Replication efficiency of serially passaged viruses in MDCK and non-IFN-responsive MDCK cells. (A) Replication kinetics of wt and ΔNS1 viruses in MDCK-V2 (gray lines) and MDCK cells (black lines). Cell cultures were infected with the initial virus stock (solid lines) or ΔNS1 virus (dotted lines) at an MOI of 0.001. At the indicated times after infection, samples were obtained from the culture supernatant, and the viral titers were determined by plaque assay in MDCK-V2 cells. (B) The efficiency of replication of the various viruses of the M and V passage series were evaluated by low-multiplicity infections in MDCK-V2 and MDCK cells after 10 serial passages. Cultures were infected with either the initial virus stock (P0), one of the M1 to M6 or V1 to V6 viruses, or ΔNS1 virus at a multiplicity of 0.001 PFU/cell.
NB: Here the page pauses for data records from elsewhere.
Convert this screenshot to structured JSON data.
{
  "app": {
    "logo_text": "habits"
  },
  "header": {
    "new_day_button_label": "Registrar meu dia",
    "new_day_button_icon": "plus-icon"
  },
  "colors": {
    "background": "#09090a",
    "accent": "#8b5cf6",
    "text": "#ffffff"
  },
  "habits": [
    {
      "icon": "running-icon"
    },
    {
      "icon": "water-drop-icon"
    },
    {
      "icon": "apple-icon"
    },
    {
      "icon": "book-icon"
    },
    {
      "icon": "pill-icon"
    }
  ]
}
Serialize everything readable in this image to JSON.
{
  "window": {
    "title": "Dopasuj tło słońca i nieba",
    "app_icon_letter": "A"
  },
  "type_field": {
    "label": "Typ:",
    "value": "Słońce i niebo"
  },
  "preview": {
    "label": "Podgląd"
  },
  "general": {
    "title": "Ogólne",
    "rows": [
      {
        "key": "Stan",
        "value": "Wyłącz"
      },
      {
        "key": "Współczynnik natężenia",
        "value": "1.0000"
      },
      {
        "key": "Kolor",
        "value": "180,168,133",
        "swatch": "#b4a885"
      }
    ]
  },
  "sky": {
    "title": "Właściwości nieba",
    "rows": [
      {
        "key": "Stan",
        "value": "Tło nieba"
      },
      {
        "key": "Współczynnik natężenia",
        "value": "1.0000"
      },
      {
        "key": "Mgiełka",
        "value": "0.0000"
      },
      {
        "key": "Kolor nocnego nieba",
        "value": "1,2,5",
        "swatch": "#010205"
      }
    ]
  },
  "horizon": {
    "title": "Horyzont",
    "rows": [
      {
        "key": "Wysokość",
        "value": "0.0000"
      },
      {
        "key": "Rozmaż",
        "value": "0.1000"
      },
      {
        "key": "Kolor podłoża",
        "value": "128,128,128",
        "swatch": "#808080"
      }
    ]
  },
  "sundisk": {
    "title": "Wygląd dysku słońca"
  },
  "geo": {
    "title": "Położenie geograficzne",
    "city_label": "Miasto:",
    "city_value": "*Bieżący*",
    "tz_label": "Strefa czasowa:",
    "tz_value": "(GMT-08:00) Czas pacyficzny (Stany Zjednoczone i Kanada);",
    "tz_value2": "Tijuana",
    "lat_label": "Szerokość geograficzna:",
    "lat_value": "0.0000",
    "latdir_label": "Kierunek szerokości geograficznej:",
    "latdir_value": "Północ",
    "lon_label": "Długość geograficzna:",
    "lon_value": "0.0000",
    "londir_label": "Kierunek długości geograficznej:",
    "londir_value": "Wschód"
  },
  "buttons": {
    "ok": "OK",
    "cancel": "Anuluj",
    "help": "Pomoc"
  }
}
At various times after infection, samples were collected and titers were determined on MDCK-V2 cells. Data are ratios of maximal titers of infections in MDCK-V2 to those in MDCK cells, as shown in panel A (averages and standard deviations for 3 replicates). *, P < 0.05. (C) Absolute titers of a representative kinetics experiment. (D) The efficiency of replication of some viruses of the M and V passage series was evaluated by using low-multiplicity infections in either MDCK-V5 and MDCK cells after 10 serial passages. Cultures were infected with either the initial virus stock (P0) or the M1, M6, V1, V6, or ΔNS1 virus at a multiplicity of 0.001 PFU/cell. At various times after infection, samples were collected and titers were determined on MDCK-V2 cells. Data are ratios of maximal titers of infections in MDCK-V2 to those in MDCK cells, as shown in panel A (averages and standard deviations for 3 replicates). *, P < 0.05.